Python 3: Efficient way to loop through and compare integer lists?


I'm trying to compare two huge lists which contain 10,000+ lists integers. Each sub-list contains 20 integers, which are random between 1 and 99. Within the sub-lists all integers are unique.

list1 = [[1, 25, 23, 44, ...], [3, 85, 9, 24, 34, ...], ...]
list2 = [[3, 83, 45, 24, ...], [9, 82, 3, 47, 36, ...], ...]
result = compare_lists(list1, list2)

The compare_lists() function would compare integer from two lists that are in the same position, and return the two lists if the integers are different.
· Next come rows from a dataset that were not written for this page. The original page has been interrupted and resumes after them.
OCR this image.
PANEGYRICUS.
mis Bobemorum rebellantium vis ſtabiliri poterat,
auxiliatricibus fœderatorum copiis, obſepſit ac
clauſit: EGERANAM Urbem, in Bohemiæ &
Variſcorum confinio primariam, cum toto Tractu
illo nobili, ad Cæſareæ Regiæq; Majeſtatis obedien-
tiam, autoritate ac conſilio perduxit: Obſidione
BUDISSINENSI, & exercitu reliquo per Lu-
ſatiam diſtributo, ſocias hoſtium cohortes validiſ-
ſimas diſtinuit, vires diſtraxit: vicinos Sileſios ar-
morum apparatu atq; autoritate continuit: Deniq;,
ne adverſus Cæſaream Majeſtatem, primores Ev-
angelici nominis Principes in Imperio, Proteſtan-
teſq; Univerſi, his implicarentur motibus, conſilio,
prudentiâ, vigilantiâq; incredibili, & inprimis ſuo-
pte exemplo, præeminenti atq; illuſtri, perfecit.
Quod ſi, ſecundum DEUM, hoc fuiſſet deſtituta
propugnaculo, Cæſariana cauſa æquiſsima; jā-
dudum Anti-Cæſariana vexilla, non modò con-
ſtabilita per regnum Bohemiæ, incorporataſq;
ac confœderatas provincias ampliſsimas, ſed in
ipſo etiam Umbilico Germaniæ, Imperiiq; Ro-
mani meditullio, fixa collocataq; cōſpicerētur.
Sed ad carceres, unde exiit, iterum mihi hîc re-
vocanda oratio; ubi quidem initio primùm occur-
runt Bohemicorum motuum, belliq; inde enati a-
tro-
It is obviously very inefficient to loop through each sub-list as there are 100 Million+ possible combinations. (each of the 10,000+ sub-lists in list1 gets compared to 10,000+ in list2)

import itertools
def compare_lists(list1, list2):
    for (a, b) in itertools.product(list1, list2):
        count = 0
        for z in range(20):
            if a[z] != b[z]:
                count += 1
        if count == 20:
            yield [a, b]

For example (i'll use 4 integers per list):

a = [1, 2, 3, 4] # True
b = [5, 6, 7, 8] # (integers are different)

a = [1, 2, 3, 4] # True
b = [2, 3, 4, 1] # (same integers but not in same position, still true)

a = [1, 2, 3, 4] # False
b = [1, 6, 7, 8] # (position [0] is identical)
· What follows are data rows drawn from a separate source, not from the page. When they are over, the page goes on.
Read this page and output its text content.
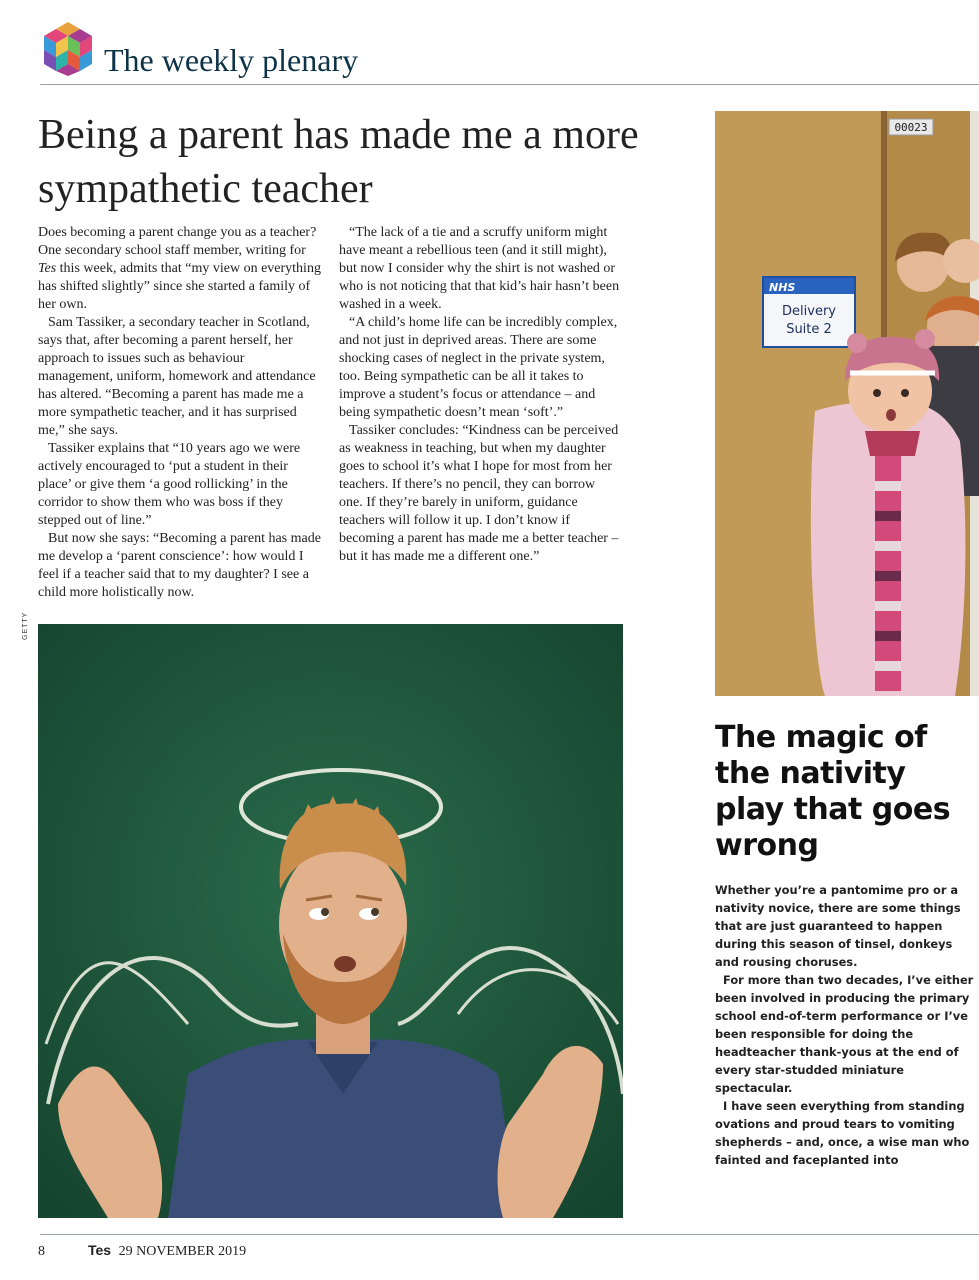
The weekly plenary
Being a parent has made me a more sympathetic teacher

Does becoming a parent change you as a teacher? One secondary school staff member, writing for Tes this week, admits that “my view on everything has shifted slightly” since she started a family of her own.

Sam Tassiker, a secondary teacher in Scotland, says that, after becoming a parent herself, her approach to issues such as behaviour management, uniform, homework and attendance has altered. “Becoming a parent has made me a more sympathetic teacher, and it has surprised me,” she says.

Tassiker explains that “10 years ago we were actively encouraged to ‘put a student in their place’ or give them ‘a good rollicking’ in the corridor to show them who was boss if they stepped out of line.”

But now she says: “Becoming a parent has made me develop a ‘parent conscience’: how would I feel if a teacher said that to my daughter? I see a child more holistically now.

“The lack of a tie and a scruffy uniform might have meant a rebellious teen (and it still might), but now I consider why the shirt is not washed or who is not noticing that that kid’s hair hasn’t been washed in a week.

“A child’s home life can be incredibly complex, and not just in deprived areas. There are some shocking cases of neglect in the private system, too. Being sympathetic can be all it takes to improve a student’s focus or attendance – and being sympathetic doesn’t mean ‘soft’.”

Tassiker concludes: “Kindness can be perceived as weakness in teaching, but when my daughter goes to school it’s what I hope for most from her teachers. If there’s no pencil, they can borrow one. If they’re barely in uniform, guidance teachers will follow it up. I don’t know if becoming a parent has made me a better teacher – but it has made me a different one.”

GETTY
00023
NHS
Delivery
Suite 2
The magic of the nativity play that goes wrong

Whether you’re a pantomime pro or a nativity novice, there are some things that are just guaranteed to happen during this season of tinsel, donkeys and rousing choruses.

For more than two decades, I’ve either been involved in producing the primary school end-of-term performance or I’ve been responsible for doing the headteacher thank-yous at the end of every star-studded miniature spectacular.

I have seen everything from standing ovations and proud tears to vomiting shepherds – and, once, a wise man who fainted and faceplanted into

8	Tes 29 NOVEMBER 2019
itertools.product appears to be very inefficient in situations like this. Is there a faster or more efficient way to do this?

Sorry if this is unclear, I've only recently started using Python.


Solution

  • I don't know how to reduce the number of list-list comparisons based on some precomputed data in general.
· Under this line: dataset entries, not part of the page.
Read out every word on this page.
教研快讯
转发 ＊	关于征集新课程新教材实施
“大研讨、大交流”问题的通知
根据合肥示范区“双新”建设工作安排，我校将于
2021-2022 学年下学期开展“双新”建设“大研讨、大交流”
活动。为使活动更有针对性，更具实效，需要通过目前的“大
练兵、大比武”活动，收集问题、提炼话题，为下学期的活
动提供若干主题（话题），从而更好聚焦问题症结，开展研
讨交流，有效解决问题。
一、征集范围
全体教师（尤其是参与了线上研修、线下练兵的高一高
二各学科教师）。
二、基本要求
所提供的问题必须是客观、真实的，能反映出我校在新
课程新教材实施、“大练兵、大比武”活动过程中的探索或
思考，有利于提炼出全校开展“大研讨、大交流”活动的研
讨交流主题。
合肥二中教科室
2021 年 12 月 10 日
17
    Maybe you can get some advantage if the dataset has some property. For example, if you know that the vast majority of the possible 100M+ pairs will be in your output, I would focus on finding the small minority of rejected pairs. If value V appears on position P in a sublist, you can categorize the data in such way that every sublist belongs to 20 categories (P,V) from roughly 2K possibilities (20 positions * 99 values). Two sublist compare False it they share a category. This way you could build in few steps a set of (i,j) pairs such that list1[i] compares False with list2[j]. The output is than everything else from the carthesian product of possible indices i,j.


    BTW, you can make the comparison a little bit more efficient than it currently is.

    One matching pair a[z] == b[z] is enough to know the result is False.

        for z in range(20):
            if a[z] == b[z]:
                break
        else:
            yield [a, b]
    

    or equivalent:

        if all(i != j for i,j in zip(a,b)):
            yield [a, b]
    

    I did not run timing test which one is faster. Anyway the speedup is probably marginal.